Monday, July 21, 2008
There has been considerable discussion - in this blog's comments section, on Chinalaw, on the Washington Post's web site, and elsewhere - on the accuracy of a report in the July 19th Washington Post about three executions being carried out in front of an audience of thousands in Xinjiang. I blogged about it here. Instead of adding yet another update, I thought a new blog post was in order.
I contacted the author of the WP article, Edward Cody, to ask him about his sources. His response, which I post with his permission, is below. In brief, four witnesses told him in separate interviews that they had actually seen the executions. This does not unassailably establish the proposition that they really did see them, but it seems at least to establish that Cody was very careful in reporting what he did and cannot fairly be accused of sloppiness.

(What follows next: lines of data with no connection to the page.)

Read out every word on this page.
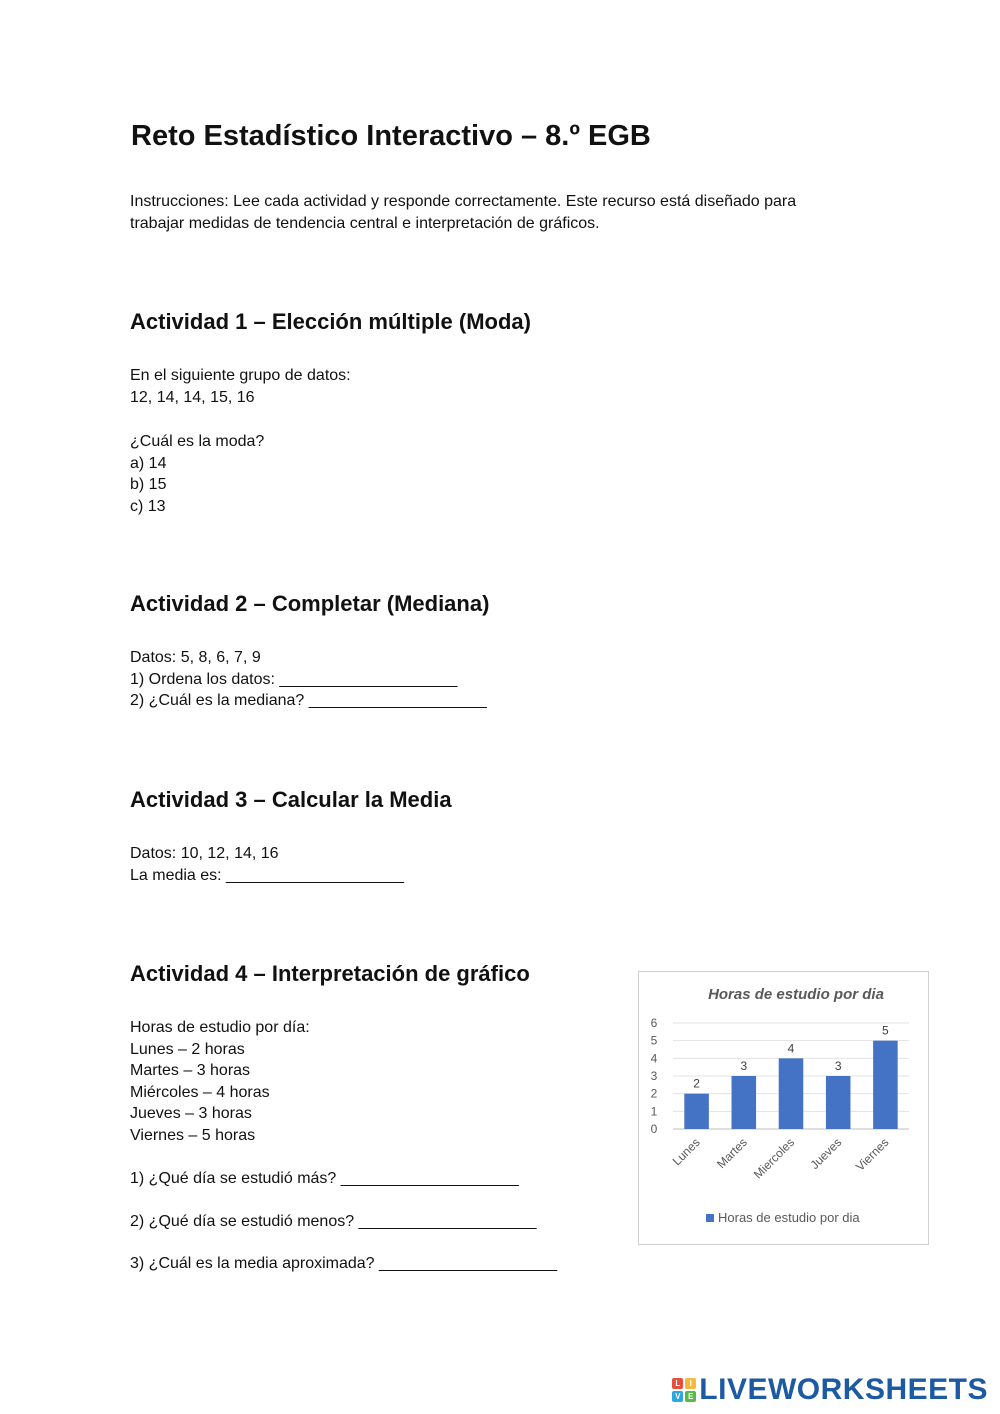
Reto Estadístico Interactivo – 8.º EGB
Instrucciones: Lee cada actividad y responde correctamente. Este recurso está diseñado para trabajar medidas de tendencia central e interpretación de gráficos.
Actividad 1 – Elección múltiple (Moda)
En el siguiente grupo de datos:
12, 14, 14, 15, 16
¿Cuál es la moda?
a) 14
b) 15
c) 13
Actividad 2 – Completar (Mediana)
Datos: 5, 8, 6, 7, 9
1) Ordena los datos: ____________________
2) ¿Cuál es la mediana? ____________________
Actividad 3 – Calcular la Media
Datos: 10, 12, 14, 16
La media es: ____________________
Actividad 4 – Interpretación de gráfico
Horas de estudio por día:
Lunes – 2 horas
Martes – 3 horas
Miércoles – 4 horas
Jueves – 3 horas
Viernes – 5 horas
1) ¿Qué día se estudió más? ____________________
2) ¿Qué día se estudió menos? ____________________
3) ¿Cuál es la media aproximada? ____________________
Horas de estudio por dia
0
1
2
3
4
5
6
2
Lunes
3
Martes
4
Miercoles
3
Jueves
5
Viernes
Horas de estudio por dia
L	I
V E LIVEWORKSHEETS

Here's his response (very, very slightly edited since he wrote in haste):
"I talked with four people in Yingishahar, in separate interviews, who said they saw the executions. As far as I know, they did not belong to any group or otherwise have an agenda, other than being Uighurs. I made something of a point of asking them whether they saw the executions because I, too, had seen the RFA report and was departing from the premise that two people were executed. All four said No, three people were executed. When I asked whether they had seen it, they said yes. When I put my hand to my throat in a hanging gesture, one or two said No, the executions were carried out by rifle. I suppose there is always a possibility that my interviewees - all four - extrapolated having witnessed the public trial in the square with having witnessed what they knew came afterward, but that seems a stretch, particularly since I asked them specifically about seeing the executions."